MONITORING AND GEOSPACIAL MODELING OF WEST KAUAI’S CARBONATE SAND BEACHES IN RESPONSE TO ANNUAL AND DECADAL SCALE WAVE DYNAMICS
Initiated late 2012, study of the distalmost 10 km of the Mana carbonate beaches has provided monthly beach profile surveys, daily monitoring of wave heights approaching all sides of the island, and GIS analyses of historical coastal zone aerial imagery over the past 65 years. Variation in beach morphology in response to seasonal variation in wave dynamics is dramatic. Over a 10 km distance, beach widths vary in alternating phases by 150-200 m. During winter months (Oct-Apr), when North Pacific storm waves exceed 3 m, and range to over 10 m, sand is moved south and east. Through summer months (May-Sept), persistent E-NE trade winds and S ocean swells move the sand back west and north.
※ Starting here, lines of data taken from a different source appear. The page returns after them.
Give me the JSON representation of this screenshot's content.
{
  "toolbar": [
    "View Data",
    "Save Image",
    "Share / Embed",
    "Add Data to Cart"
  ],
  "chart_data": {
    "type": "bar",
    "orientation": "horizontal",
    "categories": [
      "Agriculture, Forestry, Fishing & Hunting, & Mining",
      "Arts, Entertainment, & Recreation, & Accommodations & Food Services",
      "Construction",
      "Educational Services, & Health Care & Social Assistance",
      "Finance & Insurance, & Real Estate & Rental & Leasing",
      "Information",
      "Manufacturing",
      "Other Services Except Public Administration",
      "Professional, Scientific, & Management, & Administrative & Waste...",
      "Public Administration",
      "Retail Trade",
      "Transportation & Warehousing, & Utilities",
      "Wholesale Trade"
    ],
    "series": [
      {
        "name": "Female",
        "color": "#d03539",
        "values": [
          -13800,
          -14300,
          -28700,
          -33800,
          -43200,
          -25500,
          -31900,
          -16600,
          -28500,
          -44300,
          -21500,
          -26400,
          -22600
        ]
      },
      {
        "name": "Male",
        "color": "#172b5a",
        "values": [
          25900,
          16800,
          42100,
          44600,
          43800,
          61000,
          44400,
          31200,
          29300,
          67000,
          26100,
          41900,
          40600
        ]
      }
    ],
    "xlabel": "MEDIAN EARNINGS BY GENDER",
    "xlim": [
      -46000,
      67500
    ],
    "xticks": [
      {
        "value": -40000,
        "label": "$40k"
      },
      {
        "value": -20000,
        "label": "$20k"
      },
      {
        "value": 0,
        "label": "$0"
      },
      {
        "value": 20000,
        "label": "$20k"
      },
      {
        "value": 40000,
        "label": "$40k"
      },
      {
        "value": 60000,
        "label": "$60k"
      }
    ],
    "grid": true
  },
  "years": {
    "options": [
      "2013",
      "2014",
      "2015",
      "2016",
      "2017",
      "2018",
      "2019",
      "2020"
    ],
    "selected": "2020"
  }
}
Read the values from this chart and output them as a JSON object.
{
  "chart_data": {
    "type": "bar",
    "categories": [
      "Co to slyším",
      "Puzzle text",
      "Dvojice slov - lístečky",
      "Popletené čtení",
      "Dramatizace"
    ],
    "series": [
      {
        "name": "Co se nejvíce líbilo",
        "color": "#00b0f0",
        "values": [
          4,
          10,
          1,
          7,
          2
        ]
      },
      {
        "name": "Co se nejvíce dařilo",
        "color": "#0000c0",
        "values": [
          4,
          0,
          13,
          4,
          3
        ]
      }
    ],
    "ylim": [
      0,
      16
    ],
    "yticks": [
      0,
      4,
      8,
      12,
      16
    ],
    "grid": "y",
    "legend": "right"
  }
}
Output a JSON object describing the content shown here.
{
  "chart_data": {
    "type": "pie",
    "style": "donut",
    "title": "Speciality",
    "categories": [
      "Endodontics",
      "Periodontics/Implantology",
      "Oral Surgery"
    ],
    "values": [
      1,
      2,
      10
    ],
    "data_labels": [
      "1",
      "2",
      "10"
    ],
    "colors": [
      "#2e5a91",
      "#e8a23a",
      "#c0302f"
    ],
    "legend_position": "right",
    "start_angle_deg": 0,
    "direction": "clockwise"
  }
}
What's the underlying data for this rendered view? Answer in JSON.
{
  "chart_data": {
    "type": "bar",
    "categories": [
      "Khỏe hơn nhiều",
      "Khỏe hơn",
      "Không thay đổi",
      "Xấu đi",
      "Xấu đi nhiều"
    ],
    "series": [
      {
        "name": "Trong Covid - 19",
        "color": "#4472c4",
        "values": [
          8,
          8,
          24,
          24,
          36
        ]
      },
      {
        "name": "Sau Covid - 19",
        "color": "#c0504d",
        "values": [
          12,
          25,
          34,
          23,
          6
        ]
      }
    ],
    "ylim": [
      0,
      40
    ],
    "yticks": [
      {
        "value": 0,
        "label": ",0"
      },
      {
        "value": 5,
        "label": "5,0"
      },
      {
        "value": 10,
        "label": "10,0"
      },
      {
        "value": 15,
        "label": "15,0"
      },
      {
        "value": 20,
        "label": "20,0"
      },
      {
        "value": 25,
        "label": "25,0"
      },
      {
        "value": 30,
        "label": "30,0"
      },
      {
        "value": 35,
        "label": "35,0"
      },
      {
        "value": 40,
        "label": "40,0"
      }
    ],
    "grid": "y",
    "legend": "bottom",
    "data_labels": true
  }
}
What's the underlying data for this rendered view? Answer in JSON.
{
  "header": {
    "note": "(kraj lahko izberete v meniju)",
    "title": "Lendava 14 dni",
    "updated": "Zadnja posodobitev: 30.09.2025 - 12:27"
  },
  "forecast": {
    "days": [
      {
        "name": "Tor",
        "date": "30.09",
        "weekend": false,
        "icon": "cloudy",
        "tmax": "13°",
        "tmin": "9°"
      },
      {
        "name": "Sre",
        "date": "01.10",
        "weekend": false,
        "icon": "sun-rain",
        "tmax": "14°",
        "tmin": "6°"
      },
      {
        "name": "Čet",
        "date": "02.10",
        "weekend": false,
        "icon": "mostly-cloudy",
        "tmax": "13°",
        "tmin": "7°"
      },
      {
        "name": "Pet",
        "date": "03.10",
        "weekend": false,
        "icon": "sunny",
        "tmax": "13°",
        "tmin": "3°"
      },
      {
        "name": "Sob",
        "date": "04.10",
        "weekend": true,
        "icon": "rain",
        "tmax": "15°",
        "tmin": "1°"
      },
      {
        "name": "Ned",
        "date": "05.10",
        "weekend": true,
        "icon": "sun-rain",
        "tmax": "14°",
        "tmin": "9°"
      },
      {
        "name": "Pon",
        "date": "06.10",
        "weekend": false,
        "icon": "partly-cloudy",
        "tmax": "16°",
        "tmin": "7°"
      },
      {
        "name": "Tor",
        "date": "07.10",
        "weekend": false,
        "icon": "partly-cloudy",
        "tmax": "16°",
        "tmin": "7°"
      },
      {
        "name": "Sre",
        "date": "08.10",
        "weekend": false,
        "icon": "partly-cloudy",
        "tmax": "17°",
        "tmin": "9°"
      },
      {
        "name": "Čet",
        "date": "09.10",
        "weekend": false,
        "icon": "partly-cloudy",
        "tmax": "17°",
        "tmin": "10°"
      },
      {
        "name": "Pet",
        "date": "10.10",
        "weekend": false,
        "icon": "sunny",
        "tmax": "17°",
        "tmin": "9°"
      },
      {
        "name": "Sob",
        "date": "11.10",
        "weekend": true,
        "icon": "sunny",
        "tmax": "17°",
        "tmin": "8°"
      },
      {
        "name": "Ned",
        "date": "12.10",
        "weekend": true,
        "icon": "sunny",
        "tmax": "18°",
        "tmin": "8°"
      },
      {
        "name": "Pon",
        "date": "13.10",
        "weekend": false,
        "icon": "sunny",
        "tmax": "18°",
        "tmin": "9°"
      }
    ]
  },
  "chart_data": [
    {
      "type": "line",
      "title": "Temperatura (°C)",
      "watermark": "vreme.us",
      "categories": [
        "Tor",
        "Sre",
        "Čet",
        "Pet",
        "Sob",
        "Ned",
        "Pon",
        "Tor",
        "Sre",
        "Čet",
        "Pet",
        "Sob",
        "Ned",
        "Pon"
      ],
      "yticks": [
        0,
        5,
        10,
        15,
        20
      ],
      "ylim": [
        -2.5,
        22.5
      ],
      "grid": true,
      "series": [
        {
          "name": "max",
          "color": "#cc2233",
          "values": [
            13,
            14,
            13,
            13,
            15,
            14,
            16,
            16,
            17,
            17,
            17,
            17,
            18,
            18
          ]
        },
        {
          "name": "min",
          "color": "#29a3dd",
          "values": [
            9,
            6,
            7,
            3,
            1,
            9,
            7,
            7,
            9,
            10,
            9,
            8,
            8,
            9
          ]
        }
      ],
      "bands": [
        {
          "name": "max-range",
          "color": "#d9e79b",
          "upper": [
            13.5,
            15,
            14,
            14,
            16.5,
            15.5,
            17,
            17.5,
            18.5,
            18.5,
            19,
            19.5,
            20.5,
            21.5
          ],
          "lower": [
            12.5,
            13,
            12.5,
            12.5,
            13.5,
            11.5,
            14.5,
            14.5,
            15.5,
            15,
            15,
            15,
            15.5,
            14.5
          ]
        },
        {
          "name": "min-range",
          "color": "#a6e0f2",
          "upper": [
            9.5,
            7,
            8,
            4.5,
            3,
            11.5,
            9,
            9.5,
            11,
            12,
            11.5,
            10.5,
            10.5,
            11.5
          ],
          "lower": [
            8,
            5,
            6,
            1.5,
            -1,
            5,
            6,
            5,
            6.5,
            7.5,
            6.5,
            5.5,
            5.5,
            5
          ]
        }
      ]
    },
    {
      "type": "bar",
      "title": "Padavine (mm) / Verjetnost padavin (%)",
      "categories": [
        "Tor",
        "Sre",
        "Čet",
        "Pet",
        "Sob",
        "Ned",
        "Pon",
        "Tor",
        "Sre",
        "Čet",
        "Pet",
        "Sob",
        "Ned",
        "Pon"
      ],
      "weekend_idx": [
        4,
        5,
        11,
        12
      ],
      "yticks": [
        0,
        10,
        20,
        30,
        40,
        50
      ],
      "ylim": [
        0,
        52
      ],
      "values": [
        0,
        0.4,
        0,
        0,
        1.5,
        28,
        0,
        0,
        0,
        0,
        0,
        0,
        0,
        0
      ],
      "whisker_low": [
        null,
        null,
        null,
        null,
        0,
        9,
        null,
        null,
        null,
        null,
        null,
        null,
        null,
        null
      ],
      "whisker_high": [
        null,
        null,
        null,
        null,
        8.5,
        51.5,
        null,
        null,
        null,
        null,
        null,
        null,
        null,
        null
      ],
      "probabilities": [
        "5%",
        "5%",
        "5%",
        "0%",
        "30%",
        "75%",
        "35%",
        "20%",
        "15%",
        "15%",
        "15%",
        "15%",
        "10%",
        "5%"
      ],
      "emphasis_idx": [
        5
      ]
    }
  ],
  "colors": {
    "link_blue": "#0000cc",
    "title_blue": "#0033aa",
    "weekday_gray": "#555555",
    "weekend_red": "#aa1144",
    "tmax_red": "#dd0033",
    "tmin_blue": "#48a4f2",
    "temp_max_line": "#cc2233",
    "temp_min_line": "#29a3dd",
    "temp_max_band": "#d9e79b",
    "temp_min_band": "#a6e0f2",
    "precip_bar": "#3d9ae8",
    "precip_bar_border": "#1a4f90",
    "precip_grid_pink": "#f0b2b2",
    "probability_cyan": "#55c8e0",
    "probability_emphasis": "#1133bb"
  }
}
The magnitude of seasonally alternating, wave-generated alongshore-current beach erosion and accretion far exceeds other short or long-term processes. Beach monitoring data, however, has revealed a longer term component of sand transport, possibly related to fluctuation in phases of the Pacific Decadal Oscillation (PDO). Hindcast analyses of N Pacific wave systems, 1980-present, suggest a close correlation between PDO cycles and West Kauai beach morphology. Locally, beach loss on a decadal time frame has been significant. Fluctuation in wave dynamics and beach geometry is continuing to be evaluated in order to assist coastal zone use planning for the islands of Hawaii.